Je veux dire, allez acheter quelque chose aux États-Unis
aujourd'hui. Avec le taux
de change, je ne pense pas que c'est avantageux, puis ce n'est pas 1 %
de taxe qui va faire la différence. Par
contre, sur le commerce électronique au Canada,
on est sur le même dollar canadien, on pourrait peut-être s'attaquer à ça, et il me semble que, dans la fédération canadienne,
on devrait être en mesure de régler au moins cette question-là au Canada.
• (17 h 40) •
Le Président (M. Bernier) :
Il vous reste 1 min 30 s, M. le député.
M.
Spénard :
Écoutez, ça n'a pas d'importance avec
les États-Unis, le taux de change, mais ça a de l'importance
avec l'Ontario, étant donné le taux de taxation qui est plus faible en Ontario,
par exemple, tu sais, puis ça, on est collés.
Moi, l'autre
chose, vous parlez aussi du rapport Godbout, et puis il y a plusieurs
groupes aussi qui sont arrivés ici puis
qui ont dit : Il ne faudrait pas en faire un buffet, prendre ce qui nous intéresse et laisser les autres là. J'en ai
d'ailleurs parlé avec le ministre la semaine
dernière. Vous, vous le voyez comme un tout indissociable, même si le ministre
a déjà commencé avec les garderies, puis, avec le taux d'imposition, au
lieu de le ramener à 10 %, tel que suggéré, le taux d'imposition des PME,
il le laisse à 11,5 %. Comment vous voyez ça comme un tout, vous,
vitement?
Le Président (M. Bernier) :
M. Dorval, vous avez 30 secondes.
M. Dorval (Yves-Thomas) : Peut-être
que Norma pourrait...
Mme
Kozhaya (Norma) : La
réponse, c'est oui et non. C'est-à-dire que oui, c'est un tout, mais, en même temps, on n'est pas nécessairement obligé d'aller jusqu'au bout tout de suite, il peut y avoir peut-être une première étape qui peut être faite.
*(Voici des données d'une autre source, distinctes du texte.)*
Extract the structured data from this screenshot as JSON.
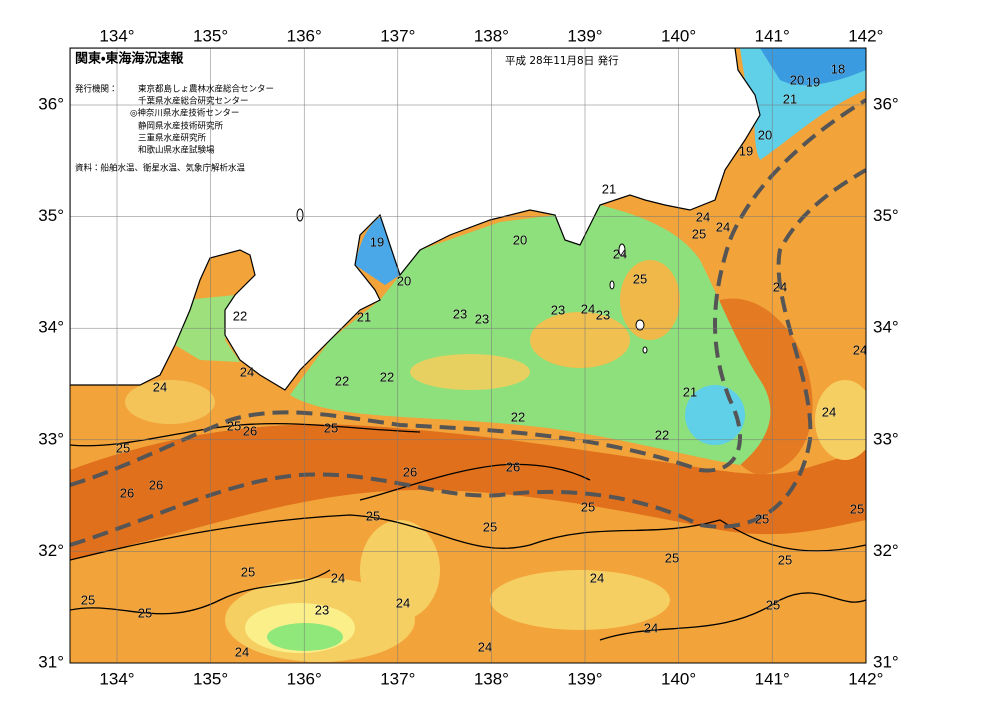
{
  "header": {
    "title": "関東・東海海況速報",
    "date": "平成 28年11月8日 発行"
  },
  "issuers": {
    "label": "発行機関：",
    "names": [
      "東京都島しょ農林水産総合センター",
      "千葉県水産総合研究センター",
      "◎神奈川県水産技術センター",
      "静岡県水産技術研究所",
      "三重県水産研究所",
      "和歌山県水産試験場"
    ]
  },
  "source": "資料：船舶水温、衛星水温、気象庁解析水温",
  "axes": {
    "lon": [
      {
        "value": 134,
        "label": "134°"
      },
      {
        "value": 135,
        "label": "135°"
      },
      {
        "value": 136,
        "label": "136°"
      },
      {
        "value": 137,
        "label": "137°"
      },
      {
        "value": 138,
        "label": "138°"
      },
      {
        "value": 139,
        "label": "139°"
      },
      {
        "value": 140,
        "label": "140°"
      },
      {
        "value": 141,
        "label": "141°"
      },
      {
        "value": 142,
        "label": "142°"
      }
    ],
    "lat": [
      {
        "value": 36,
        "label": "36°"
      },
      {
        "value": 35,
        "label": "35°"
      },
      {
        "value": 34,
        "label": "34°"
      },
      {
        "value": 33,
        "label": "33°"
      },
      {
        "value": 32,
        "label": "32°"
      },
      {
        "value": 31,
        "label": "31°"
      }
    ]
  },
  "contour_labels": [
    22,
    24,
    24,
    21,
    22,
    22,
    23,
    23,
    23,
    24,
    23,
    19,
    20,
    20,
    21,
    24,
    25,
    24,
    25,
    24,
    21,
    22,
    22,
    25,
    26,
    25,
    25,
    26,
    26,
    26,
    26,
    25,
    25,
    25,
    24,
    24,
    24,
    25,
    25,
    25,
    25,
    25,
    24,
    24,
    24,
    25,
    25,
    23,
    25,
    24,
    24,
    24,
    20,
    19,
    18,
    21,
    20,
    19
  ]
}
Et, mettons, au niveau des sociétés, c'est sûr que, par exemple, le rapport
Godbout avait recommandé de réduire l'impôt
à 10 %. Le gouvernement a fait le choix de le réduire à 11,5 % seulement,
mais peut-être que, dans quelques années, on peut décider d'aller plus loin, de le réduire à 10 %,
quitte à réviser d'autres dépenses fiscales. Parce qu'il y a aussi que les
particuliers, c'est autofinancé, les entreprises, c'est autofinancé. Donc, même
pour les particuliers, on peut, par exemple,
décider de réduire un peu moins l'impôt et d'augmenter un peu moins la taxe.
Donc, c'est un tout, dans le sens qu'il
y a plusieurs mesures qui sont reliées et qu'on ne peut pas juste choisir une
qui n'aura pas d'impact neutre ou qui aura un impact sur certaines
clientèles.
Le Président (M. Bernier) :
Merci. Je dois donner la parole au député de Mercier.
M. Khadir : Merci, M. le Président. Mme Kozhaya, M. Dorval, bienvenue.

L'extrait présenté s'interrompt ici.